Avec notre correspondant à Bruxelles, Quentin Dickinson
Il est vain ce vendredi d’attendre une réaction quelconque de la part de dirigeants des institutions de l’Union européenne, et ce malgré la demande de Carles Puigdemont d'être reçu par l'UE, ce vendredi 22 décembre. Tout au plus, les groupes politiques au Parlement européen rediront-t-ils leurs différentes positions déjà bien connues, mais ni Jean-Claude Juncker, ni Donald Tusk, ni Antonio Tajani, ne s’exprimeront officiellement, et cela pour trois raisons.
D’abord parce que le contexte juridique ne leur permet pas. L’Union européenne est un regroupement d’États, pas de régions, ni de municipalités, et les seuls interlocuteurs de la Commission européenne, du Conseil de l’UE et du Parlement européen sont les gouvernements régulièrement constitués de chacun des pays membres.
L'Europe craint un risque d'émiettement
Ensuite parce que le risque d’une interprétation abusive est bien réel. Les mouvements politiques eurosceptiques, voire franchement europhobes, sont constamment à l’affût de toute déclaration de source officielle européenne un peu maladroite et on ne peut se permettre ici par exemple de rajouter de la complexité à la négociation du Brexit alors que l’Écosse et le Pays de Galles se dressent de façon croissante contre le gouvernement de Theresa May.
Enfin parce que chacun sait qu’à titre personnel, les dirigeants des institutions européennes sont profondément opposés à ce qu’ils perçoivent comme un risque d’émiettement de l’UE. Ainsi Jean-Claude Juncker disait il y a peu qu’une Europe à 28 était déjà bien difficile à piloter et qu’une Europe composée de 97 régions serait absolument ingérable.
Ce vendredi, l'ancien président de la Généralité de Catalogne a proposé au Premier ministre, Mariano Rajoy, de le rencontrer hors d'Espagne, « pour des raisons évidentes », a-t-il dit lors d'une conférence de presse à Bruxelles ce vendredi, faisant référence aux poursuites pour "rébellion et sédition" dont il est l'objet.

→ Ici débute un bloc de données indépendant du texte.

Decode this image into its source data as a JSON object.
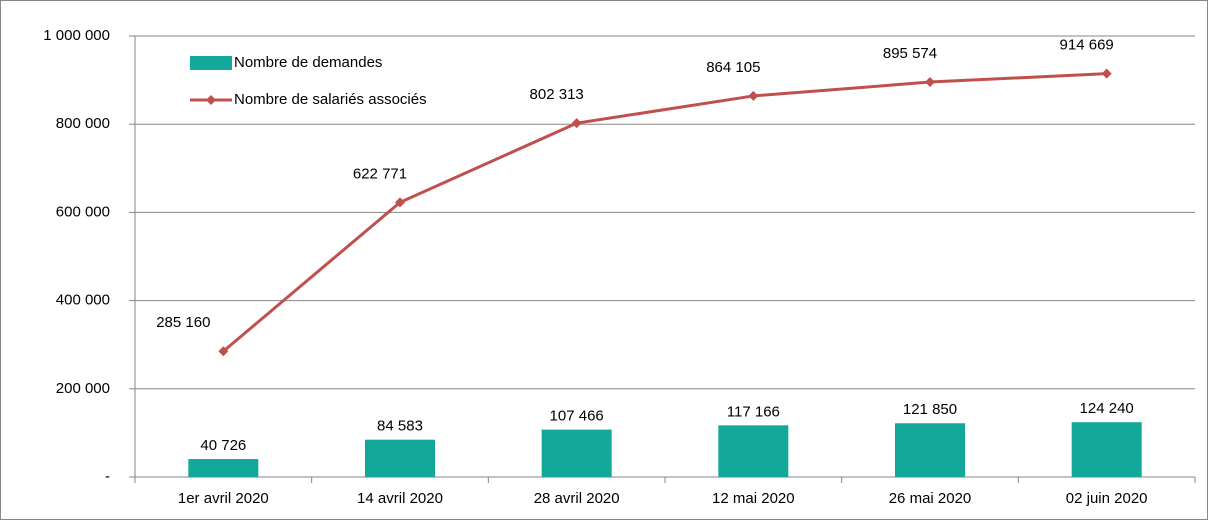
{
  "chart_data": {
    "type": "combo",
    "categories": [
      "1er avril 2020",
      "14 avril 2020",
      "28 avril 2020",
      "12 mai 2020",
      "26 mai 2020",
      "02 juin 2020"
    ],
    "series": [
      {
        "name": "Nombre de demandes",
        "type": "bar",
        "color": "#14a89b",
        "values": [
          40726,
          84583,
          107466,
          117166,
          121850,
          124240
        ],
        "value_labels": [
          "40 726",
          "84 583",
          "107 466",
          "117 166",
          "121 850",
          "124 240"
        ]
      },
      {
        "name": "Nombre de salariés associés",
        "type": "line",
        "color": "#c0504d",
        "values": [
          285160,
          622771,
          802313,
          864105,
          895574,
          914669
        ],
        "value_labels": [
          "285 160",
          "622 771",
          "802 313",
          "864 105",
          "895 574",
          "914 669"
        ]
      }
    ],
    "ylim": [
      0,
      1000000
    ],
    "yticks": [
      {
        "value": 0,
        "label": "-"
      },
      {
        "value": 200000,
        "label": "200 000"
      },
      {
        "value": 400000,
        "label": "400 000"
      },
      {
        "value": 600000,
        "label": "600 000"
      },
      {
        "value": 800000,
        "label": "800 000"
      },
      {
        "value": 1000000,
        "label": "1 000 000"
      }
    ],
    "grid": true,
    "legend": "top-left"
  }
}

Puigdemont veut rencontrer Rajoy
La Belgique est en première ligne dans cette crise espagnole, puisque c'est à Bruxelles que Carles Puigdemont s'est réfugié après le referendum d'octobre. Il reste dans cette situation ambiguë où son exil auto-imposé l’a placé. Le mandat d’arrêt européen lancé contre lui par l’autorité judiciaire espagnole a certes été annulé, mais il demeure inculpé, il serait donc arrêté et placé en détention dès son retour en Espagne s’il lui prenait la fantaisie d’en prendre le chemin.
Puigdemont a appelé le gouvernement central espagnol au dialogue. Il a proposé à Mariano Rajoy de le rencontrer, pas en Espagne, mais à Bruxelles ou alors quelque part en Europe. Carles Puigdemont n’a apparemment pas l’intention de quitter son exil doré en Belgique, mais sa proposition a d'ores et déjà été refusée par le Premier ministre espagnol.
L'ancien président de la Generalitat estime que le dialogue doit être relancé avec Madrid, mais que Rajoy doit aussi donner des gages en retirant les renforts de police qui ont été envoyés en Catalogne depuis le mois de septembre. Carles Puigdemont demande aussi à l’Union européenne d’entendre la voix des électeurs catalans. Il ne demande pas que l’Union européenne change d’avis et qu’elle arrête de soutenir le gouvernement central espagnol, ce qu’elle ne fera, en tout cas, certainement pas, mais juste d’être entendue.
Carles Puigdemont va donc rester en exil à Bruxelles. Il continue à estimer qu’il représente le gouvernement légitime de la Catalogne même si maintenant il faudrait qu’il soit investi, et pour cela qu’il retourne en Espagne, en droit de tout le danger pour lui.